Eskişehir’de ve Türkiye’deki üye sayınız ne kadar?

Eğitim İş olarak Eskişehir’de 2200, Türkiye’de 150 bin üyeye sahibiz. Birleşik Kamu İş Konfederasyonu olarak Türkiye’nin üçüncü büyük sendikasıyız. Yeni eğitim emekçilerinin aramıza katılmasıyla da sayımız her geçen gün artmaktadır. Etkili sendikayız, yetkili sendika da olacağız!

Türkiye eğitim sisteminde en büyük sorun nedir?

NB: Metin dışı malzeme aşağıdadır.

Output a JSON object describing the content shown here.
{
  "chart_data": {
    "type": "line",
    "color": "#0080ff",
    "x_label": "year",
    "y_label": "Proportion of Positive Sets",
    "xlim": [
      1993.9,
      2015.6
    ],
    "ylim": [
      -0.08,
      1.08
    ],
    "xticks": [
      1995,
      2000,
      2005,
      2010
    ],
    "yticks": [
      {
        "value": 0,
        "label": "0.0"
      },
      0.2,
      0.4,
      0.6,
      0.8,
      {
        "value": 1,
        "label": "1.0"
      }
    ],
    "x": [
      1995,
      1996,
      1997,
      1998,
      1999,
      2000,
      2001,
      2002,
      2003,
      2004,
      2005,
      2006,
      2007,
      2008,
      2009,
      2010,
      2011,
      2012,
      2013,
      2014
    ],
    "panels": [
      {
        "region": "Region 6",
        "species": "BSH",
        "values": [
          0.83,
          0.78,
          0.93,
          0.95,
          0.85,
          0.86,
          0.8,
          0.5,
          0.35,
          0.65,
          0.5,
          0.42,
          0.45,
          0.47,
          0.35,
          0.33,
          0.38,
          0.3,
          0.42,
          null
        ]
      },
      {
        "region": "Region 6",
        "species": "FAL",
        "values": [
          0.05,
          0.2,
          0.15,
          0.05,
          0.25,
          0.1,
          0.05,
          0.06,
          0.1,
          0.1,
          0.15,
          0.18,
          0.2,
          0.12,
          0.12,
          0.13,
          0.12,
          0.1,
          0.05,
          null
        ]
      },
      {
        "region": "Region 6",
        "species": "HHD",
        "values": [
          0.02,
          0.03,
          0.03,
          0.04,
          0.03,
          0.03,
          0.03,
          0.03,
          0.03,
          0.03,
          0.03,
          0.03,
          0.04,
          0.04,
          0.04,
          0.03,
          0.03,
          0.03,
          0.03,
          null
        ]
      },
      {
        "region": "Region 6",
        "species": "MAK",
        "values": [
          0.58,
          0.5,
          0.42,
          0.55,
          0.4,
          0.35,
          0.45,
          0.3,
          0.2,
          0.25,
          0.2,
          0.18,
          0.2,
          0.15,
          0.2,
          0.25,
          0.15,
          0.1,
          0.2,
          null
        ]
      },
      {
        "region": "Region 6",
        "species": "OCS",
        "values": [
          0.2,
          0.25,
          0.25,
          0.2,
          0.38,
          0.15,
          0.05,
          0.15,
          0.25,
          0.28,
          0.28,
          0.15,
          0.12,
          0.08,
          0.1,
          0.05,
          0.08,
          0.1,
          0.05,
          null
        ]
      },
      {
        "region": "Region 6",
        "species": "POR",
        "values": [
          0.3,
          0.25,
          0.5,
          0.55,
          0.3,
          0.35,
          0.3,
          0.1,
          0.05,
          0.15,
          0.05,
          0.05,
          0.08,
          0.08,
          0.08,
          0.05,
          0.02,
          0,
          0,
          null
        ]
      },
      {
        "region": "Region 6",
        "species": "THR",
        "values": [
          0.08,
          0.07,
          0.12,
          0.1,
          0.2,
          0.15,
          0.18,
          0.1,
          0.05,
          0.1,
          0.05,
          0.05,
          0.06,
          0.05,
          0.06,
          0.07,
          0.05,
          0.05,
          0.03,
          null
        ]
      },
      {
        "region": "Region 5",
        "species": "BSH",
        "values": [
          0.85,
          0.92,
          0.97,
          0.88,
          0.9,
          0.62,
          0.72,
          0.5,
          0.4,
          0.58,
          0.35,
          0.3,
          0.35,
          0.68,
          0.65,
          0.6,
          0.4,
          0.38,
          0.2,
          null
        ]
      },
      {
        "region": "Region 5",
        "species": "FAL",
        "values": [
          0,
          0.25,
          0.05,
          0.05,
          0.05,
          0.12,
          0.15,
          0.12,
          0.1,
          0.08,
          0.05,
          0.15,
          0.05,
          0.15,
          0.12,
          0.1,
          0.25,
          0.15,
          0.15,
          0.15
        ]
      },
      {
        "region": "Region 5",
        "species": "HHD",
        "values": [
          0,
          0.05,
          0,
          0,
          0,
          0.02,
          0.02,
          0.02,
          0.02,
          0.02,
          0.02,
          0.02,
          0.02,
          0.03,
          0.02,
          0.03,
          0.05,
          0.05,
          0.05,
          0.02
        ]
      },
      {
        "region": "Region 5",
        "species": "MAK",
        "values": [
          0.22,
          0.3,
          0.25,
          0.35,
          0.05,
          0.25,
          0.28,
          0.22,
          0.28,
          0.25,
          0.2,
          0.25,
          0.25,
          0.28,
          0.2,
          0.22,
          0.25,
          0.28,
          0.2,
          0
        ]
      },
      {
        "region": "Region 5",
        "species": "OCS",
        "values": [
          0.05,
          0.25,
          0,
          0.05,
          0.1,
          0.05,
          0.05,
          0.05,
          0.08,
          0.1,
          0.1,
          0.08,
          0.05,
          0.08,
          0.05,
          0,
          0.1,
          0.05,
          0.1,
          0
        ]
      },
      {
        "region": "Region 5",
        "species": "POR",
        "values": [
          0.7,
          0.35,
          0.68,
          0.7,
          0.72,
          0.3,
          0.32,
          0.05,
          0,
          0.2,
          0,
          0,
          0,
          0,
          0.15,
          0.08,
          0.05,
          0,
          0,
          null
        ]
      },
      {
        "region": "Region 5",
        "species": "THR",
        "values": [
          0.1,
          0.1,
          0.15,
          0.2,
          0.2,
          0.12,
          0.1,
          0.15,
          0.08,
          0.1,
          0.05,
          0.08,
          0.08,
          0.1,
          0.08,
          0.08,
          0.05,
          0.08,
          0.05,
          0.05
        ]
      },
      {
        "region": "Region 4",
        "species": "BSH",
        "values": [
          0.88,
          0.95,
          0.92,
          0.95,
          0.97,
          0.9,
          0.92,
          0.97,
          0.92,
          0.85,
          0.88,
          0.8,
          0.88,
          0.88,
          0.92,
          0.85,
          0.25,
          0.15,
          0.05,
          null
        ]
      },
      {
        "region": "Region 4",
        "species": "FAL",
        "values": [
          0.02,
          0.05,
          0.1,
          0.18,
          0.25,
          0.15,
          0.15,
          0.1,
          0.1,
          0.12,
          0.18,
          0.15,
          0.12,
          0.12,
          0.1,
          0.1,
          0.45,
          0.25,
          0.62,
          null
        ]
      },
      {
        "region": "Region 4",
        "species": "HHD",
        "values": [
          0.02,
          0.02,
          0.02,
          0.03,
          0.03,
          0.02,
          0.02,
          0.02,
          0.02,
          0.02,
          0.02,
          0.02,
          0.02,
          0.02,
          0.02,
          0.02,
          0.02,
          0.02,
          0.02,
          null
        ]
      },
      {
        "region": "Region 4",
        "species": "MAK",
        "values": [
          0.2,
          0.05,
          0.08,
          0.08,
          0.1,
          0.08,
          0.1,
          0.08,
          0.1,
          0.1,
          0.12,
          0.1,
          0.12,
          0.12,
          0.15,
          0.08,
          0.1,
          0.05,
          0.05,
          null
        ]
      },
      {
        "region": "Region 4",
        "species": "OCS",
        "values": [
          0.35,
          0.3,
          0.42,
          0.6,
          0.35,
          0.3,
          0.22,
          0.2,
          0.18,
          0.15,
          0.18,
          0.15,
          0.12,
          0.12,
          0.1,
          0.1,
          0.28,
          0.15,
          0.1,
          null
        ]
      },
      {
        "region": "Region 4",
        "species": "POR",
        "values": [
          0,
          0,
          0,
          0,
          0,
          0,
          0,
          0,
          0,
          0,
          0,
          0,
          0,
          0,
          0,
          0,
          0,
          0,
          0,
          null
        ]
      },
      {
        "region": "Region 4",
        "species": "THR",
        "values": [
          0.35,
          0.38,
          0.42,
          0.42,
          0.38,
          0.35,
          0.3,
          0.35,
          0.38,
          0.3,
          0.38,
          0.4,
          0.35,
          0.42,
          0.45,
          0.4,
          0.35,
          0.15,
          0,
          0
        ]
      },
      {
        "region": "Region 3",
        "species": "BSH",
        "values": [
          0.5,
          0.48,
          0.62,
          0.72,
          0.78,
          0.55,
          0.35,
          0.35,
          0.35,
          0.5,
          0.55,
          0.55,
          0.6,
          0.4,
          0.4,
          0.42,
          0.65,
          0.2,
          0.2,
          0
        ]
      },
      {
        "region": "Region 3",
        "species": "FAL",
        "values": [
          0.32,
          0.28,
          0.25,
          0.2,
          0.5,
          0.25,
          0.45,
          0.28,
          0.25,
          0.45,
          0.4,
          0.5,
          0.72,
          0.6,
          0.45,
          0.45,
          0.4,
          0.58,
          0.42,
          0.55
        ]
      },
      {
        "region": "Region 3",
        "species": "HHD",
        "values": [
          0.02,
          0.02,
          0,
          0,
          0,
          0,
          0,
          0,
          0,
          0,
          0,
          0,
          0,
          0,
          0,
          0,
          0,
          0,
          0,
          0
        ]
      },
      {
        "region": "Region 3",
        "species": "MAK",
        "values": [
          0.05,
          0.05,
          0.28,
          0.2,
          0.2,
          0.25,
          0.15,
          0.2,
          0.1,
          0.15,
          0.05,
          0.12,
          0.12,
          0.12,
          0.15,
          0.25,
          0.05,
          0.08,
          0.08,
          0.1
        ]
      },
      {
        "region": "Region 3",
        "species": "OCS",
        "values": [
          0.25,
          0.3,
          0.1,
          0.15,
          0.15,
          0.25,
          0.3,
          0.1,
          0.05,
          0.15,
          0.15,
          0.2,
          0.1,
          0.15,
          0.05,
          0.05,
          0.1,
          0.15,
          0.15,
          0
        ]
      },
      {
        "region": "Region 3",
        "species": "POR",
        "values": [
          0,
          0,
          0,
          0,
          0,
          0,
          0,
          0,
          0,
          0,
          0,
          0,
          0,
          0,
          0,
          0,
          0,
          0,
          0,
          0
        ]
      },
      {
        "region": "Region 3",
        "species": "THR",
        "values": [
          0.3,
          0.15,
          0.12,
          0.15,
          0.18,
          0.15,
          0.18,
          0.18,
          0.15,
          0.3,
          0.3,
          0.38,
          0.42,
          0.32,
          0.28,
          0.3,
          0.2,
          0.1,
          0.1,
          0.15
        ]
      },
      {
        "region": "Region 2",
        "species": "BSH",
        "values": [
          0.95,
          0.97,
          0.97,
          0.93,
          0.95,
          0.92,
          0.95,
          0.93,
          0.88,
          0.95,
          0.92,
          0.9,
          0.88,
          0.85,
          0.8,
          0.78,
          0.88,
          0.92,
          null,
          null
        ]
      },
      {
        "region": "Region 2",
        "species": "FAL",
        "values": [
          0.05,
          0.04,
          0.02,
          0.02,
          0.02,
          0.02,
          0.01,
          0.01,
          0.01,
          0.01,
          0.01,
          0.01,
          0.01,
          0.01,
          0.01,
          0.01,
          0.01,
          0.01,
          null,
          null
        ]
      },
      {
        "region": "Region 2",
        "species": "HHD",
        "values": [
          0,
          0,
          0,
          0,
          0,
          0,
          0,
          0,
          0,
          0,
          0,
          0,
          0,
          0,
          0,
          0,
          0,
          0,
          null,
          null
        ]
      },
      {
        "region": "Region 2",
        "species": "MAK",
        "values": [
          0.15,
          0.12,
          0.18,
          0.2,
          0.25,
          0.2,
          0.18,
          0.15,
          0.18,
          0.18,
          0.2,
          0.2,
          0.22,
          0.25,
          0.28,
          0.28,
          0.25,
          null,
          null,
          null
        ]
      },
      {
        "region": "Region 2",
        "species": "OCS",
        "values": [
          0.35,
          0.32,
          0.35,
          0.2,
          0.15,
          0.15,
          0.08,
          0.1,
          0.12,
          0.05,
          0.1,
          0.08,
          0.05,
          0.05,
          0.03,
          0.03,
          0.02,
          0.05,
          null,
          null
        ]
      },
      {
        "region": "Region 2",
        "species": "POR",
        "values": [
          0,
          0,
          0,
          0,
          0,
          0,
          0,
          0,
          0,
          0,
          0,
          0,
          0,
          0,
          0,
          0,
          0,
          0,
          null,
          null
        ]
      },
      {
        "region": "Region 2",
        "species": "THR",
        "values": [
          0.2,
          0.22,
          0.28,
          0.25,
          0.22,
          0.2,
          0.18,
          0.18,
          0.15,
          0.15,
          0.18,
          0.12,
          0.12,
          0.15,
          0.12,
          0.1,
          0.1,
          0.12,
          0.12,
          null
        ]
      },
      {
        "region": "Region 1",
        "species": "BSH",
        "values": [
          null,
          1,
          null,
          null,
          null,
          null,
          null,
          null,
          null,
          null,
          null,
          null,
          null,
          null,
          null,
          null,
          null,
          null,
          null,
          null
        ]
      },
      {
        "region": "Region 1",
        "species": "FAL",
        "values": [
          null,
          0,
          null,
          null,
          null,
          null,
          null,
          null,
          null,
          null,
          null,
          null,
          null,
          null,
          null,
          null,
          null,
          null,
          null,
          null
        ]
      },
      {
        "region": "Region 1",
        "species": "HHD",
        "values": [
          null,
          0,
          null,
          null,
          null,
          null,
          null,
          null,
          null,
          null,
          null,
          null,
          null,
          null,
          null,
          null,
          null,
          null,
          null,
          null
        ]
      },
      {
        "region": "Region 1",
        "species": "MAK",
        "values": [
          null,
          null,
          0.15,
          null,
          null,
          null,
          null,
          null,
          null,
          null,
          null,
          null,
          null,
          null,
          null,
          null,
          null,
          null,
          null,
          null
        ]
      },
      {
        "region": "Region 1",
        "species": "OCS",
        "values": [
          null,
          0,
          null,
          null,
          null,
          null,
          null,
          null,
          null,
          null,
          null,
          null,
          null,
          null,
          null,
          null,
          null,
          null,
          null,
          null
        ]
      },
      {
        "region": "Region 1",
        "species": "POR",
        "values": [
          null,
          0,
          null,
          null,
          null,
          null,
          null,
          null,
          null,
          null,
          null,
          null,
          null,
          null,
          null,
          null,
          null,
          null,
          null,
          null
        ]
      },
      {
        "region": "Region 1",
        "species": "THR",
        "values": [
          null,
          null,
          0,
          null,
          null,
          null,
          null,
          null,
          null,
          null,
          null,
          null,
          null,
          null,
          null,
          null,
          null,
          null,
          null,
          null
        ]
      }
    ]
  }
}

Türkiye’de eğitim sisteminde o kadar çok sorun var ki biz hangisini söyleyeceğimizi bilemiyoruz. İkili eğitim, kalabalık sınıflar, eğitimin piyasalaşması ve dinselleşmesi, ücretli öğretmenler, durmadan değişen eğitim sistemi, liyakatsiz atama ve görevlendirmeler, mobbingler, eğitimde fırsat eşitsizliği bunlardan bazıları. Tüm bunlar varken bizim bugünlerde üzerinde en çok durduğumuz konu eğitimin piyasalaşması ve dinselleşmesidir. Bugün devlet okullarında okumak bile lüks haline geldi. Kayıt parasıyla başlayan çile okul aidatları, fahiş kantin fiyatları, servis ücretleri ile devam ediyor. ÇEDES projesi ile din görevlilerinin okullara sokulması, öğrencilere pedagojik olarak uygun olmayan etkinliklerin yapılması, “manevi danışman” adı altında aldığı eğitimin ne olduğu belli olmayan kişilere görev verilmesi en çok üzerinde durduğumuz konulardır. Eğitim İş olarak en temel ilkelerimizden biri bilimsel ve laik eğitimdir. Okullarda proje adı altında yapılan birçok çalışma bilimsel, çağdaş ve laik eğitime aykırı çalışmalardır. Zorunlu seçmeli din dersi dayatması ile öğrenci ve veliler zor durumda bırakılarak veliler özel okullara kayıt yaptırmaları için teşvik edilmektedir. Parası olan çocuğunu istediği eğitimi veren okullara göndermekte bu da öğrencilerin aldığı eğitim arasında derin uçurumlar oluşturmaktadır. Okullarda resim, müzik gibi derslere gereken önem verilmemektedir. Okulların resim ve müzik atölyeleri yoktur. Okul kütüphaneleri güncellenmemekte, olanların çoğu da kullanıma açılmamaktadır. Spor salonu olan okul sayısı bir elin parmaklarını geçmeyeceği gibi okullarda spor derslerinde toptan başka bir malzeme kullanılmamaktadır. Spor salonu olan yerlerde spor salonu kullanımı için okullar sıraya girmekte, müdürler öğretmenlerinin kullanması için program hazırlayacağız diye uğraşmaktadır. Mustafa Kemal Atatürk: “Sanatsız kalan bir toplumun hayat damarlarından biri kopmuştur” der. Bizde okullarda sanat ve kültür adına neredeyse hiçbir faaliyet yoktur.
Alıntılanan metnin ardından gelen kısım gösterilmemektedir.